Wilfrids words: You can tell her family Im going away, and Dinnys: Its finished, had travelled, if not like wildfire, throughout the Cherrell family. There was no rejoicing as over a sinner that repenteth. All were too sorry for her, with a sorrow nigh unto dismay. Each wanted to show sympathy, none knew how. Sympathy smelling of sympathy was worse than none. Three days passed, during which not one member of the family succeeded in expressing anything. Then Adrian had a brainwave: He would ask her to eat something with him, though why food should be regarded as consolatory neither he nor anyone else had ever known. He appointed a café which had perhaps more repute than merit.
Since Dinny was not of those young women who make the ravages of life into an excuse for French-varnishing their surfaces, he had every opportunity to note her pallor. He forbore to comment. Indeed, he found it difficult to talk at all, for he knew that, though men, when enthralled by women, remain devoted to their mental mainsprings, women, less bodily enthralled, stay mentally wrapped up in the men they love. He began, however, to tell her how someone had tried to sell him a pup.
He wanted five hundred pounds, Dinny, for a Cromagnon skull found in Suffolk. The whole thing looked extraordinarily genuine. But I happened to see the county archaeologist. Oh! he said: So hes been trying to palm that off on you, has he? Thats the well-known pup. Hes dug it up at least three times. The man ought to be in gaol. He keeps it in a cupboard and every five or six years digs a hole, puts it in, takes it out, and tries to sell it. It possibly is a Cromagnon skull, but he picked it up in France, about twenty years ago. It would be unique, of course as a British product. Thereon I went off to have another look at where it was found last time. And it was plain enough, when you already knew it, that hed put the thing in. Theres something about antiques that saps what the Americans call ones moral.
What sort of man was he, uncle?
An enthusiastic-looking chap, rather like my hairdresser.
Dinny laughed.
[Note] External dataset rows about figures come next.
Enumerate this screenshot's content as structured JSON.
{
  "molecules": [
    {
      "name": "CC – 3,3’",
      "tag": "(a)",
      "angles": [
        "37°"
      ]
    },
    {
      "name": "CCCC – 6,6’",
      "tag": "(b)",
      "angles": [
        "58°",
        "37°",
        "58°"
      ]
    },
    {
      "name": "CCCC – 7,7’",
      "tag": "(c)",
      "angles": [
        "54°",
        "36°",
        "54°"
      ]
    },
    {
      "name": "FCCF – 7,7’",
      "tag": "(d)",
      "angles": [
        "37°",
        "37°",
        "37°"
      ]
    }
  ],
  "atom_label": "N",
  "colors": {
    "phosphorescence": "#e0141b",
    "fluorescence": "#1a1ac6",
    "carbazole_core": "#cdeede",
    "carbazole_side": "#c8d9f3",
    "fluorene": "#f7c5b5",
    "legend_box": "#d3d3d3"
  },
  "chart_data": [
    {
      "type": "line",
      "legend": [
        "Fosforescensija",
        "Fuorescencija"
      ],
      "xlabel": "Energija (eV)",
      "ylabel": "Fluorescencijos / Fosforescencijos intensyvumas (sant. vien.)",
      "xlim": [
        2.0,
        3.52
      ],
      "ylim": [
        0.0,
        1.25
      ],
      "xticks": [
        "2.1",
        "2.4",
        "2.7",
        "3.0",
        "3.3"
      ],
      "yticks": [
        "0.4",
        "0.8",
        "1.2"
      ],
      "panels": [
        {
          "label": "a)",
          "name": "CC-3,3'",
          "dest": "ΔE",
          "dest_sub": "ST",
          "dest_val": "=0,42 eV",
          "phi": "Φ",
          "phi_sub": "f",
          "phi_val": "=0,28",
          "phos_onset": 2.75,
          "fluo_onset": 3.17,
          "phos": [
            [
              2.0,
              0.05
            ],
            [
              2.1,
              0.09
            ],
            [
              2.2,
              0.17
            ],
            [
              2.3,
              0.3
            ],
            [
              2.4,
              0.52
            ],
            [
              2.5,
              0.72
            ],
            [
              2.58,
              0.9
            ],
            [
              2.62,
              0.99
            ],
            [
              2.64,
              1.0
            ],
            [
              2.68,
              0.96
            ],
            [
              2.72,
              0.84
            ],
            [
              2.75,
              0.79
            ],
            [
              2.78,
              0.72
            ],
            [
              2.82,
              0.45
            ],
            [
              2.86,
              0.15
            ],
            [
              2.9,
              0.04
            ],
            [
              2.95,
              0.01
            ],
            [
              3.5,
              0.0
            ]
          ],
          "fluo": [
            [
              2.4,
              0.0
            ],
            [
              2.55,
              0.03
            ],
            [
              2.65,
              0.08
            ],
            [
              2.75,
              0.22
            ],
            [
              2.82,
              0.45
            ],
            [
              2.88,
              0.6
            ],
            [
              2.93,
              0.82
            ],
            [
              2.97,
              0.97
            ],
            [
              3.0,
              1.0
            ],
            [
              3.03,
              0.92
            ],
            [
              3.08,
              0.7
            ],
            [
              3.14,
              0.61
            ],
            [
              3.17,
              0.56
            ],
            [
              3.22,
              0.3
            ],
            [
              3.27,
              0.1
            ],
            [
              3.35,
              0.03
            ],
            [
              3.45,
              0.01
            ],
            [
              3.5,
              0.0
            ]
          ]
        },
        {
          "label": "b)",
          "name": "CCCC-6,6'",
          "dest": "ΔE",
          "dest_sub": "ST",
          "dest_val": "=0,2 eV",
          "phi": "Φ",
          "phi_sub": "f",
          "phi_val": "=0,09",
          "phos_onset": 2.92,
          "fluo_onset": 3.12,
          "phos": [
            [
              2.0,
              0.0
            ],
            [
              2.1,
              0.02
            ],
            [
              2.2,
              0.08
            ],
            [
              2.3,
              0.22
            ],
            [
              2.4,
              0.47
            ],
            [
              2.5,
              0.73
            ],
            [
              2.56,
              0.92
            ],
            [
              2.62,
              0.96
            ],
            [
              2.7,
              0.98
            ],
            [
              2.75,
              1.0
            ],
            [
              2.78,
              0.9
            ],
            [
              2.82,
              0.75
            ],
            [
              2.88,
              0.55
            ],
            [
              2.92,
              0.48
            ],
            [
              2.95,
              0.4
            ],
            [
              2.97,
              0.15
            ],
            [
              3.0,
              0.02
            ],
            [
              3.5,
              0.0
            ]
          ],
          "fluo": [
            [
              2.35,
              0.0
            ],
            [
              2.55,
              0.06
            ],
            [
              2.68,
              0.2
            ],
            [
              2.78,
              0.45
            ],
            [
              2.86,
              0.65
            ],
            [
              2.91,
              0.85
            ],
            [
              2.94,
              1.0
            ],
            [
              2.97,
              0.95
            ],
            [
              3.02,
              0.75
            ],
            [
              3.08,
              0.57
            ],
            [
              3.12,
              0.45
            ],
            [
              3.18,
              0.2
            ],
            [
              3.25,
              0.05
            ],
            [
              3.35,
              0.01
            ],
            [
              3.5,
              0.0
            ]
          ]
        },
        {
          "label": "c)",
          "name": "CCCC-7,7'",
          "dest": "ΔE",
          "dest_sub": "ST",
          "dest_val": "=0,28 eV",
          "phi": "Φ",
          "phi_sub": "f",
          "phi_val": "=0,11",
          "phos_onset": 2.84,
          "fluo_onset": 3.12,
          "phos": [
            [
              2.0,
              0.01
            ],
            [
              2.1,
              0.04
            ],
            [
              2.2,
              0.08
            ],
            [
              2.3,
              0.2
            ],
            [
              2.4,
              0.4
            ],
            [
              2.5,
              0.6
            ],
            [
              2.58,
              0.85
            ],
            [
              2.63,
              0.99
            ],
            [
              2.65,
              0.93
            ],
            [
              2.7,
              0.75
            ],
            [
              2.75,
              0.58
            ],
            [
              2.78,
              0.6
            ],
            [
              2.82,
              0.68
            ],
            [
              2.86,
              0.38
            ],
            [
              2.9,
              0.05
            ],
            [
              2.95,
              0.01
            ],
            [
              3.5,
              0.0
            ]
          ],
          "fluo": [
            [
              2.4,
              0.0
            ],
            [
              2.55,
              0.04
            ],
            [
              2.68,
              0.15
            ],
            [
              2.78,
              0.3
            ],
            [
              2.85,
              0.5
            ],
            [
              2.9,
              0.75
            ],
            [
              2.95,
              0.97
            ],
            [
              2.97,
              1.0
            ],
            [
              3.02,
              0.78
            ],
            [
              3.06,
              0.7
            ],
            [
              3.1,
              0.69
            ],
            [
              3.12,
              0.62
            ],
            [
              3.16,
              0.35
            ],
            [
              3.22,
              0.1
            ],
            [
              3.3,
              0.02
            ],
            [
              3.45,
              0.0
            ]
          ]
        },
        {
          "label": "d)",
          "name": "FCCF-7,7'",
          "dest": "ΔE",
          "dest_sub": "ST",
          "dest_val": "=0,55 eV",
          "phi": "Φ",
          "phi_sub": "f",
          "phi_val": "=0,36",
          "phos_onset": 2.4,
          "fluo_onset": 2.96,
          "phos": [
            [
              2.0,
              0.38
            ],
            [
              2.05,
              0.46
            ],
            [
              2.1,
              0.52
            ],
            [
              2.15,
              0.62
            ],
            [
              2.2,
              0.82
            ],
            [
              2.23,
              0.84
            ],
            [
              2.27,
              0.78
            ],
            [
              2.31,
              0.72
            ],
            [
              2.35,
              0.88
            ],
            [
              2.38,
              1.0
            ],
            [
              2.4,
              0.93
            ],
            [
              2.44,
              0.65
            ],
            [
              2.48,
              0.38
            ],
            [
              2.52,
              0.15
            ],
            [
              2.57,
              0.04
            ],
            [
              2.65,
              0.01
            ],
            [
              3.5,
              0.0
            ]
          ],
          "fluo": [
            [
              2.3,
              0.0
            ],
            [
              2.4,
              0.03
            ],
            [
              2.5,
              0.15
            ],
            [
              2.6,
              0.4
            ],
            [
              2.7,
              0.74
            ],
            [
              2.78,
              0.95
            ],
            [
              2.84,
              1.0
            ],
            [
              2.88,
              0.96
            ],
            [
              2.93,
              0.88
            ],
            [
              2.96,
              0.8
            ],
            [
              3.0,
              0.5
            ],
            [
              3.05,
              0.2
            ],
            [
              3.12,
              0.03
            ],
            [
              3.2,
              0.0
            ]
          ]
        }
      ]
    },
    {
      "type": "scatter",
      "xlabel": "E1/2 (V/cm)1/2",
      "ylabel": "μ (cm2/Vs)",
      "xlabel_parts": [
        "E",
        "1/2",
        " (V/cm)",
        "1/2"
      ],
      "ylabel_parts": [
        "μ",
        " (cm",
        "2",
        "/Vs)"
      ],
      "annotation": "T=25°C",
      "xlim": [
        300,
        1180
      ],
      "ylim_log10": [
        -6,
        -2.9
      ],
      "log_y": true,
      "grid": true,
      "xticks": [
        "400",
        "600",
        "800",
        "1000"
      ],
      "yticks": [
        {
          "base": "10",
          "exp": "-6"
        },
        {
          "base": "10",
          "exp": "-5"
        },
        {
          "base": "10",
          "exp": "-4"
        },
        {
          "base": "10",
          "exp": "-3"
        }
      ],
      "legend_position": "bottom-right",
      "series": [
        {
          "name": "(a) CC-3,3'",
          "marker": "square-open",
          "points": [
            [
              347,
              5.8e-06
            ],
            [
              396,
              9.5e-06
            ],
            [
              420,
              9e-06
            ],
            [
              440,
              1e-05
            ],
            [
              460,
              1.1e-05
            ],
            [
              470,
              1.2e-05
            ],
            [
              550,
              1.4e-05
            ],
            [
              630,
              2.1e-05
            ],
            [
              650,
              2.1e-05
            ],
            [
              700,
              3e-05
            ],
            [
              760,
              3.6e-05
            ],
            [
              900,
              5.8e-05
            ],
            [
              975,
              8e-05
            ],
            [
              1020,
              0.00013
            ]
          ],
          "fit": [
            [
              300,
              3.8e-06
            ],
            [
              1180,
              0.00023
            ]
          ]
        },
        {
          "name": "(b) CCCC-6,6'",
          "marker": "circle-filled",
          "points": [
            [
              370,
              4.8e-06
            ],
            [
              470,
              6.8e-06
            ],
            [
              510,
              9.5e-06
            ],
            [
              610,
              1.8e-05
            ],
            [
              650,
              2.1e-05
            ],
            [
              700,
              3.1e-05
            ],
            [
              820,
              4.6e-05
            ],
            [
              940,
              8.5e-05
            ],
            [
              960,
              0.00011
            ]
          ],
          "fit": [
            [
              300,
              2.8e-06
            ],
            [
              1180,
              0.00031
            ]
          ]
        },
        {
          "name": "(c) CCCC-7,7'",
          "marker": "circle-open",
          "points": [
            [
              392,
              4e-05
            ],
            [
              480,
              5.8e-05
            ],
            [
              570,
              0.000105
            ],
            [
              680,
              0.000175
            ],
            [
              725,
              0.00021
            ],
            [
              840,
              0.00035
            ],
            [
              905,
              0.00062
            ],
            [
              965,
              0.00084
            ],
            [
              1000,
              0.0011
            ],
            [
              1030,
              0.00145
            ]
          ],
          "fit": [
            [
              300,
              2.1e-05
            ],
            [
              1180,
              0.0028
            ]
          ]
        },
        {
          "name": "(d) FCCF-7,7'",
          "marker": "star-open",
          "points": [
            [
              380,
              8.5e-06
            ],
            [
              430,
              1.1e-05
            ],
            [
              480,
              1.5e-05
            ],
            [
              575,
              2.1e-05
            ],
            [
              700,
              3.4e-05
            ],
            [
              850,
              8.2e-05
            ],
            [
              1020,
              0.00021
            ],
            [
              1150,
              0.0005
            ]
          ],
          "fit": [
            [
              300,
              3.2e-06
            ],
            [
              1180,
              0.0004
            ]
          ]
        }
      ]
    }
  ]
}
You ought to do something, or he will sell it next time.
The depression is against him, my dear. Bones and first editions are extraordinarily sensitive. Hell have to live a good ten years to get anything like a price.
Do many people try to palm things off on you?
Some succeed, Dinny. I regret that pup, though; it was a lovely skull. There arent many as good nowadays.
We English certainly are getting uglier.
Dont you believe it. Put the people we meet in drawing-rooms and shops into cassocks and cowls, armour and jerkins, and youll have just the faces of the fourteenth and fifteenth centuries.
But we do despise beauty, Uncle. We connect it with softness and immorality.
Well, it makes people happy to despise what they havent got. Were only about the third no, the fourth plainest people in Europe. But take away the Celtic infusions, and I admit wed be the first.
Dinny looked round the café. Her survey added nothing to her conclusions, partly because she took but little in, and partly because the lunchers were nearly all Jews or Americans.
Adrian watched her with an ache. She looked so bone-listless.
Huberts gone, then? he said.
Yes.
And what are you going to do, my dear?
Dinny sat looking at her plate. Suddenly she raised her head and said:
I think I shall go abroad, Uncle.
Adrians hand went to his goatee.
I see, he said, at last. Money?
I have enough.
Where?
Anywhere.
By yourself?
Dinny nodded.
The drawback to going away, murmured Adrian, is the having to come back.
There doesnt seem to be anything much for me to do just now. So I think Ill cheer people up by not seeing them for a bit.
Adrian debated within himself.
Well, my dear, only you can decide whats best for you. But if you felt like a long travel, it strikes me that Clare might be glad to see you in Ceylon.
Seeing by the surprised movement of her hands that the idea was new to her, he went on:
I have a feeling that she may not be finding life very easy.
Her eyes met his.
Thats what I thought at the wedding, Uncle; I didnt like his face.
You have a special gift for helping others, Dinny; and whatevers wrong about Christianity, its not the saying To give is more blessed than to receive.
Even the Son of Man liked His little joke, Uncle.
Adrian looked at her hard, and said:
Well, if you do go to Ceylon, mind you eat your mangoes over a basin.
He parted from her a little later and, too much out of mood to go back to work, went to the Horse Show instead.